Kezia Dugdale wins leadership amid Scottish Labour crisis and Corbyn-mania


New party leader tells Scottish Labour: “We are down, but we are not out”

KEZIA DUGDALE has won the Scottish Labour leadership election with a robust 72 per cent of the vote.

The election, which saw Dugdale fend off MSP Ken Macintosh, was overshadowed by the shock popularity of leftist candidate for UK party leadership Jeremy Corbyn.

Her election comes just months after the party suffered its worst electoral defeat in its history, losing 40 seats in the May 2015 general election and retaining only one.

Dugdale is the party’s eighth leader in 15 years, reflecting the decline in popularity of the Labour party in Scotland since the opening of the Scottish Parliament.

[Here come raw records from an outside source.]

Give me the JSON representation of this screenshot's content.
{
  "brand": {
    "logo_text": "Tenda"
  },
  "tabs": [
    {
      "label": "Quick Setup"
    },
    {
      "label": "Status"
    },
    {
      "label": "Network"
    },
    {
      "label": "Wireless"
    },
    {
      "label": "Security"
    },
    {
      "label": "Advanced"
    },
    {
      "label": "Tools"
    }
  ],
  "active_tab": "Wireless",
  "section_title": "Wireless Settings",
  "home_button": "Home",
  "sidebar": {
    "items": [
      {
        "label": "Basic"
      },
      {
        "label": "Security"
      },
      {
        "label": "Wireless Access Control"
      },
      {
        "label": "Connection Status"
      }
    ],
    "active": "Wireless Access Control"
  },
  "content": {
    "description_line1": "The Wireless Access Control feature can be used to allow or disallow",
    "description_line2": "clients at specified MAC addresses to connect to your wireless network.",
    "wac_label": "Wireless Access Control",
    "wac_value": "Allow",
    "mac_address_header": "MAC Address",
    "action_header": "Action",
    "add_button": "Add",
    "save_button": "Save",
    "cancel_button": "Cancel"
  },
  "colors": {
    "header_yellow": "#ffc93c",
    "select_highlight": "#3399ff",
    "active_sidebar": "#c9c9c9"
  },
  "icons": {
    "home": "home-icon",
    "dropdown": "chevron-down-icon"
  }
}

Alex Rowley MSP was elected as deputy leader of the party with 55.5 per cent of the vote, coming ahead of Glasgow City Council leader Gordon Matheson and MSP Richard Baker.

Upon election, Dugdale told Labour members gathered in Stirling for the announcement of the new leader: “I will work night and day over the coming weeks and months to make you proud, to honour that trust that you have put in me today.

“I want to transform this country – to shake it up profoundly, so that the life chances of a child born today aren’t determined by how much their parents earn but by their potential, by their work ethic and by their ambition,” she added.

The announcement was made as Corbyn’s campaign tour reached Scotland . Though the Corbyn campaign welcomed the election of Dugdale and her deputy leader Rowley, there is thought to be a considerable political distance between Corbyn’s leftwing proposals and Dugdales more centrist approach.

Dugdale had initially criticised Corbyn as someone whose leadership would leave Labour “carping from the sidelines”, and said: “I want there to be a Labour government; otherwise I’m wasting my time.”

Dugdale later said she and Corbyn “share the same views” on matters such as the economy and the welfare state.

Scottish Labour is currently polling at 20 per cent in the 2016 Holyrood elections, with the SNP on 62 per cent.